Die Gesamtobergrenze für teilnehmende Banken wurde von 50 auf 100 Milliarden Renminbi verdoppelt, und die Liste der Institute auf 40 erweitert.
Ab Phase 2, die bereits am 1. Dezember begann, können die Banken RMB-Mittel für Investitions- und Betriebsmittelkredite an lokale und internationale Unternehmen vergeben.
Damit stärkt Hongkong seine Rolle als zentraler Offshore-Hub für die Renminbi-Internationalisierung und die Unterstützung der Realwirtschaft.
Pekings Währungsexpansion
Hongkongs Rolle als Drehscheibe für den Offshore-Renminbi ist ein Eckpfeiler von Pekings Strategie zur Internationalisierung seiner Währung.
Die HKMA-Initiative fügt sich nahtlos in diese Bestrebungen ein, indem sie die Liquidität und die Anreize für die Nutzung des Renminbi im globalen Handel und bei Investitionen erhöht.

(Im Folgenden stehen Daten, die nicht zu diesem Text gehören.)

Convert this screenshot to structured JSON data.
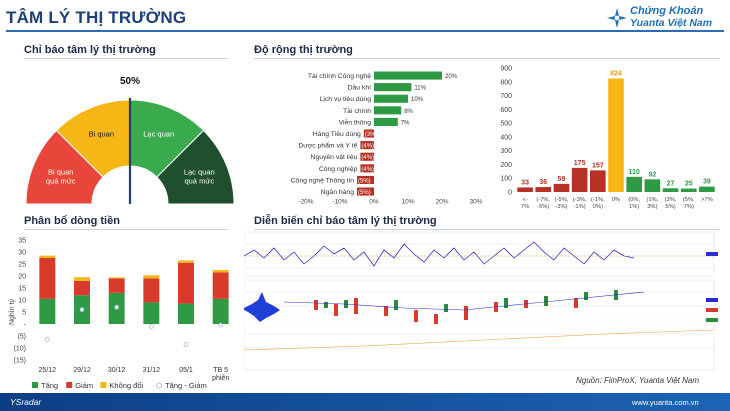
{
  "header": {
    "title": "TÂM LÝ THỊ TRƯỜNG",
    "logo_line1": "Chứng Khoán",
    "logo_line2": "Yuanta Việt Nam",
    "logo_icon": "snowflake-star-icon"
  },
  "footer": {
    "left": "YSradar",
    "right": "www.yuanta.com.vn",
    "source": "Nguồn: FiinProX, Yuanta Việt Nam"
  },
  "sections": {
    "sentiment": "Chỉ báo tâm lý thị trường",
    "breadth": "Độ rộng thị trường",
    "flow": "Phân bổ dòng tiền",
    "evolution": "Diễn biến chỉ báo tâm lý thị trường"
  },
  "chart_data": [
    {
      "type": "gauge",
      "value": 50,
      "value_label": "50%",
      "segments": [
        {
          "label_line1": "Bi quan",
          "label_line2": "quá mức",
          "color": "#e8463a"
        },
        {
          "label_line1": "Bi quan",
          "label_line2": "",
          "color": "#f6b615"
        },
        {
          "label_line1": "Lạc quan",
          "label_line2": "",
          "color": "#3aab4d"
        },
        {
          "label_line1": "Lạc quan",
          "label_line2": "quá mức",
          "color": "#1f4f2c"
        }
      ]
    },
    {
      "type": "bar",
      "orientation": "horizontal",
      "categories": [
        "Tài chính Công nghệ",
        "Dầu khí",
        "Lịch vụ tiêu dùng",
        "Tài chính",
        "Viễn thông",
        "Hàng Tiêu dùng",
        "Dược phẩm và Y tế",
        "Nguyên vật liệu",
        "Công nghiệp",
        "Công nghệ Thông tin",
        "Ngân hàng"
      ],
      "values": [
        20,
        11,
        10,
        8,
        7,
        -3,
        -4,
        -4,
        -4,
        -5,
        -5
      ],
      "value_labels": [
        "20%",
        "11%",
        "10%",
        "8%",
        "7%",
        "(3%)",
        "(4%)",
        "(4%)",
        "(4%)",
        "(5%)",
        "(5%)"
      ],
      "xticks": [
        "-20%",
        "-10%",
        "0%",
        "10%",
        "20%",
        "30%"
      ],
      "xlim": [
        -20,
        30
      ],
      "pos_color": "#2e9b44",
      "neg_color": "#b63227"
    },
    {
      "type": "bar",
      "categories": [
        "<-7%",
        "(-7%, -5%)",
        "(-5%, -3%)",
        "(-3%, -1%)",
        "(-1%, 0%)",
        "0%",
        "(0%, 1%)",
        "(1%, 3%)",
        "(3%, 5%)",
        "(5%, 7%)",
        ">7%"
      ],
      "category_labels_line1": [
        "<-",
        "(-7%,",
        "(-5%,",
        "(-3%,",
        "(-1%,",
        "0%",
        "(0%,",
        "(1%,",
        "(3%,",
        "(5%,",
        ">7%"
      ],
      "category_labels_line2": [
        "7%",
        "-5%)",
        "-3%)",
        "-1%)",
        "0%)",
        "",
        "1%)",
        "3%)",
        "5%)",
        "7%)",
        ""
      ],
      "values": [
        33,
        36,
        59,
        175,
        157,
        824,
        110,
        92,
        27,
        25,
        39
      ],
      "colors": [
        "#b63227",
        "#b63227",
        "#b63227",
        "#b63227",
        "#b63227",
        "#f6b615",
        "#2e9b44",
        "#2e9b44",
        "#2e9b44",
        "#2e9b44",
        "#2e9b44"
      ],
      "yticks": [
        0,
        100,
        200,
        300,
        400,
        500,
        600,
        700,
        800,
        900
      ],
      "ylim": [
        0,
        900
      ]
    },
    {
      "type": "bar",
      "stacked": true,
      "categories": [
        "25/12",
        "29/12",
        "30/12",
        "31/12",
        "05/1",
        "TB 5 phiên"
      ],
      "category_labels_line1": [
        "25/12",
        "29/12",
        "30/12",
        "31/12",
        "05/1",
        "TB 5"
      ],
      "category_labels_line2": [
        "",
        "",
        "",
        "",
        "",
        "phiên"
      ],
      "ylabel": "Nghìn tỷ",
      "ylim": [
        -15,
        35
      ],
      "yticks": [
        "35",
        "30",
        "25",
        "20",
        "15",
        "10",
        "5",
        "-",
        "(5)",
        "(10)",
        "(15)"
      ],
      "series": [
        {
          "name": "Tăng",
          "values": [
            10.5,
            12,
            13,
            9,
            8.5,
            10.5
          ],
          "color": "#2e9b44"
        },
        {
          "name": "Giảm",
          "values": [
            17,
            6,
            6,
            10,
            17,
            11
          ],
          "color": "#d93a2b"
        },
        {
          "name": "Không đổi",
          "values": [
            1,
            1.5,
            0.4,
            1.3,
            1,
            1
          ],
          "color": "#f6b615"
        },
        {
          "name": "Tăng - Giảm",
          "values": [
            -6.5,
            6,
            7,
            -1,
            -8.5,
            -0.5
          ],
          "color": "#ffffff"
        }
      ]
    }
  ]
}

Dies ist ein klares Signal, dass die Sonderverwaltungszone ihre einzigartige Position nutzen will, um die globale Akzeptanz des Yuan weiter voranzutreiben.
Mehr Volumen, breitere Basis
Die Verdopplung der Fazilität und die Erweiterung des Kreises der teilnehmenden Banken sind ein klares Bekenntnis der HKMA zur Förderung des Renminbi-Geschäfts.
Die Ausweitung auf Investitions- und Betriebsmittelkredite macht das Instrument zudem praxistauglicher für Unternehmen.
Es ist eine konsequente Fortführung der Strategie, Hongkongs Position als Offshore-RMB-Hub zu festigen und die Realwirtschaft zu unterstützen.